Сознавая огромную силу воздействия авторской песни, власти перешли к прямому ее преследованию. Перед поэтами-певцами наглухо закрылись двери концертных организаций, издательств, радио- и телестудий, их изгоняли из творческих союзов, выталкивали в эмиграцию (А. Галич), всячески поносили в печати и т. д. Лишь изредка, «по недосмотру», прорывалась она в отдельные кинофильмы и спектакли, да и то, главным образом, в качестве «фоновой» музыки. И в то же время она была неотъемлемым элементом каждодневного бытия. Благодаря «магнитоиздату» – исторически первой и самой доступной форме «самиздата» – она была повсюду, ее знали, пели, слушали, переписывали друг у друга. Широко звучала она и публично, собирая подчас многотысячные аудитории как на традиционных уже «лесных фестивалях», напоминавших, впрочем, глубоко законспирированные дореволюционные маевки, так и на неофициальной, «теневой», «левой» эстраде – за плотно закрытыми от посторонних дверями клубов, институтов и дворцов спорта.

Наряду с запретами власти попытались овладеть ею изнутри, взяв под «крышу» комсомола стихийно возникавшие повсюду «клубы самодеятельной (первоначально – студенческой) песни». Но, как и в случае с джазовыми клубами и кафе, это привело, скорее, к обратным результатам. И чем сильнее и изощреннее было административное давление, тем свободнее, откровеннее становилась авторская песня, питавшаяся энергетикой осознанного противостояния. Повзрослевшие «барды» «первого призыва» продолжали разрабатывать лирическую линию. Но это уже не была светлая лирика недавних лет. В ней все отчетливее звучали ностальгия по прошлому, горечь потерь и предательств, стремление сохранить себя, свои идеалы, редеющий дружеский круг, тревога перед будущим – настроения, суммированные в чеканной строчке Б. Окуджавы: «Возьмемся за руки, друзья, чтоб не пропасть поодиночке». Эта лирико-романтическая линия была продолжена в творчестве С. Никитина, А. Дольского, А. Розенбаума, В. Долиной, бард-рокеров (А. Макаревич, Б. Гребенщиков) и многих других, но не она определяла лицо авторской песни периода ее расцвета.

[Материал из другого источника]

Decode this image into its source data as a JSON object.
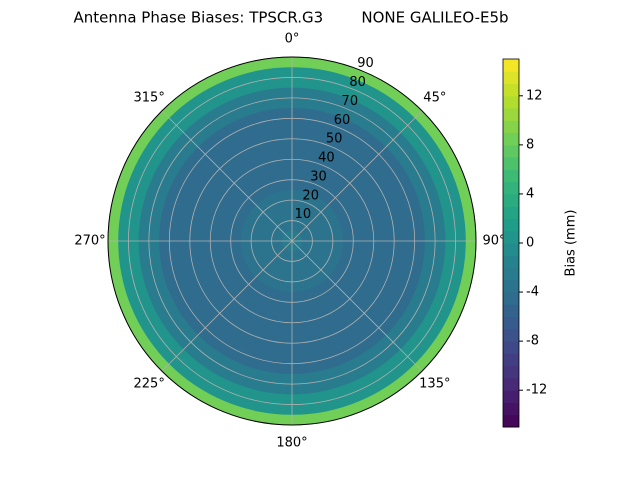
{
  "chart_data": {
    "type": "polar-contour",
    "title": "Antenna Phase Biases: TPSCR.G3        NONE GALILEO-E5b",
    "colorbar_label": "Bias (mm)",
    "colormap": "viridis",
    "zenith": [
      0,
      10,
      20,
      30,
      40,
      50,
      60,
      70,
      80,
      90
    ],
    "values": [
      -3,
      -3.5,
      -4,
      -4.5,
      -5,
      -5,
      -4.5,
      -3,
      0,
      8
    ],
    "rlim": [
      0,
      90
    ],
    "rticks": [
      10,
      20,
      30,
      40,
      50,
      60,
      70,
      80,
      90
    ],
    "thetaticks": [
      {
        "value": 0,
        "label": "0°"
      },
      {
        "value": 45,
        "label": "45°"
      },
      {
        "value": 90,
        "label": "90°"
      },
      {
        "value": 135,
        "label": "135°"
      },
      {
        "value": 180,
        "label": "180°"
      },
      {
        "value": 225,
        "label": "225°"
      },
      {
        "value": 270,
        "label": "270°"
      },
      {
        "value": 315,
        "label": "315°"
      }
    ],
    "clim": [
      -15,
      15
    ],
    "levels": 30,
    "cticks": [
      -12,
      -8,
      -4,
      0,
      4,
      8,
      12
    ],
    "grid": true
  }
}
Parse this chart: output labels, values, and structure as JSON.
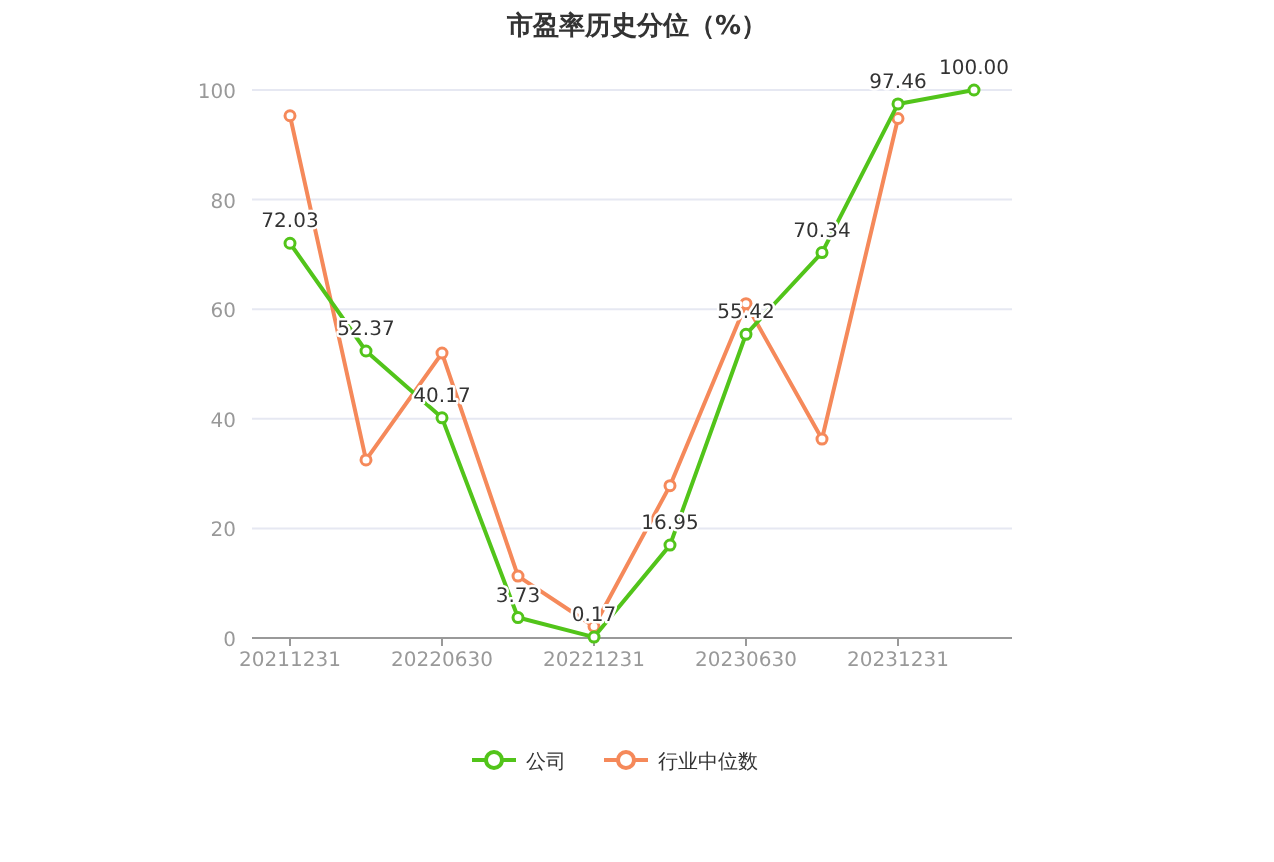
{
  "chart_data": {
    "type": "line",
    "title": "市盈率历史分位（%）",
    "categories": [
      "20211231",
      null,
      "20220630",
      null,
      "20221231",
      null,
      "20230630",
      null,
      "20231231",
      null
    ],
    "series": [
      {
        "name": "公司",
        "color": "#52c41a",
        "values": [
          72.03,
          52.37,
          40.17,
          3.73,
          0.17,
          16.95,
          55.42,
          70.34,
          97.46,
          100.0
        ],
        "value_labels": [
          "72.03",
          "52.37",
          "40.17",
          "3.73",
          "0.17",
          "16.95",
          "55.42",
          "70.34",
          "97.46",
          "100.00"
        ]
      },
      {
        "name": "行业中位数",
        "color": "#f5895a",
        "values": [
          95.3,
          32.5,
          52.0,
          11.3,
          2.1,
          27.8,
          61.0,
          36.3,
          94.8,
          null
        ]
      }
    ],
    "ylim": [
      0,
      100
    ],
    "yticks": [
      0,
      20,
      40,
      60,
      80,
      100
    ],
    "grid": "y",
    "legend": "bottom",
    "marker": "circle",
    "line_style": "solid"
  }
}
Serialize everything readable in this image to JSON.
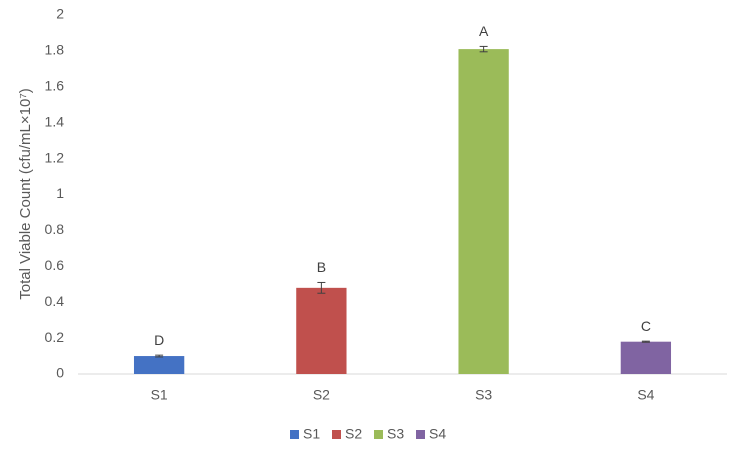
{
  "chart_data": {
    "type": "bar",
    "y_label": "Total Viable Count (cfu/mL×10⁷)",
    "categories": [
      "S1",
      "S2",
      "S3",
      "S4"
    ],
    "values": [
      0.1,
      0.48,
      1.81,
      0.18
    ],
    "errors": [
      0.005,
      0.03,
      0.015,
      0.003
    ],
    "annotations": [
      "D",
      "B",
      "A",
      "C"
    ],
    "colors": [
      "#4472c4",
      "#c0504d",
      "#9bbb59",
      "#8064a2"
    ],
    "ylim": [
      0,
      2
    ],
    "yticks": [
      0,
      0.2,
      0.4,
      0.6,
      0.8,
      1,
      1.2,
      1.4,
      1.6,
      1.8,
      2
    ],
    "grid": false,
    "legend": "bottom"
  }
}
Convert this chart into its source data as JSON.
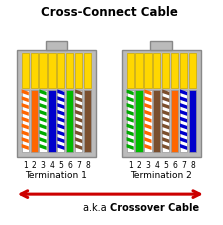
{
  "title": "Cross-Connect Cable",
  "subtitle_plain": "a.k.a ",
  "subtitle_bold": "Crossover Cable",
  "term1_label": "Termination 1",
  "term2_label": "Termination 2",
  "background": "#ffffff",
  "connector_bg": "#bbbbbb",
  "top_color": "#ffd700",
  "wire_colors_t1": [
    {
      "stripe": "#ff6600",
      "base": "#ffffff"
    },
    {
      "stripe": null,
      "base": "#ff6600"
    },
    {
      "stripe": "#00aa00",
      "base": "#ffffff"
    },
    {
      "stripe": null,
      "base": "#0000cc"
    },
    {
      "stripe": "#0000cc",
      "base": "#ffffff"
    },
    {
      "stripe": null,
      "base": "#00bb00"
    },
    {
      "stripe": "#7b4f2e",
      "base": "#ffffff"
    },
    {
      "stripe": null,
      "base": "#7b4f2e"
    }
  ],
  "wire_colors_t2": [
    {
      "stripe": "#00aa00",
      "base": "#ffffff"
    },
    {
      "stripe": null,
      "base": "#00bb00"
    },
    {
      "stripe": "#ff6600",
      "base": "#ffffff"
    },
    {
      "stripe": null,
      "base": "#7b4f2e"
    },
    {
      "stripe": "#7b4f2e",
      "base": "#ffffff"
    },
    {
      "stripe": null,
      "base": "#ff6600"
    },
    {
      "stripe": "#0000cc",
      "base": "#ffffff"
    },
    {
      "stripe": null,
      "base": "#0000cc"
    }
  ],
  "pin_numbers": [
    "1",
    "2",
    "3",
    "4",
    "5",
    "6",
    "7",
    "8"
  ],
  "arrow_color": "#cc0000",
  "fig_width": 2.23,
  "fig_height": 2.26
}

И если на предыдущем этапе ведущую роль играла «песня странствий», то здесь таковой стала «песня протеста», у истоков которой стояли А. Галич, В. Высоцкий, Ю. Алешковский. Под влиянием Галича с середины 60-х гг. к иронической, а позднее и к откровенно сатирической трактовке окружающей жизни обратился и Ю. Ким («Разговор двух стукачей», «Два подражания Галичу», «Моя матушка Россия» и др.). В 70-80-е гг. этому жанру в той или иной форме отдали дань едва ли не все «поющие поэты». Но своего гениального выразителя, эстетика «песни протеста» - протеста против абсурдности «совкового» существования, против самого этого больного общества («Нет, ребята, все не так – все не так, ребята!») - обрела в В.Высоцком, ставшем поистине всенародным поэтом. В нем счастливо соединились необходимые для этого качества: поэтический дар, острый ум, актерский талант, мужественная внешность, насыщенный неукротимой энергией, предельно «мужской» по тембру хриплый голос и многое другое, – что позволило ему придать авторской песне совершенно новый облик. Необычайно расширился интонационный словарь, в котором есть все – от традиционной народной песни до рока, а главная его интонационная находка – распевание согласных, создающее особо выразительную энергетику высказывания. Обогатился и поэтический язык, который включил в себя обширный пласт сниженной лексики. И это - лишь некоторые новаторские черты его творчества, многократно растиражированные последователями, среди которых просматриваются разные по значимости фигуры А. Башлачева, В. Цоя, Ю. Шевчука, К. Кинчева и др.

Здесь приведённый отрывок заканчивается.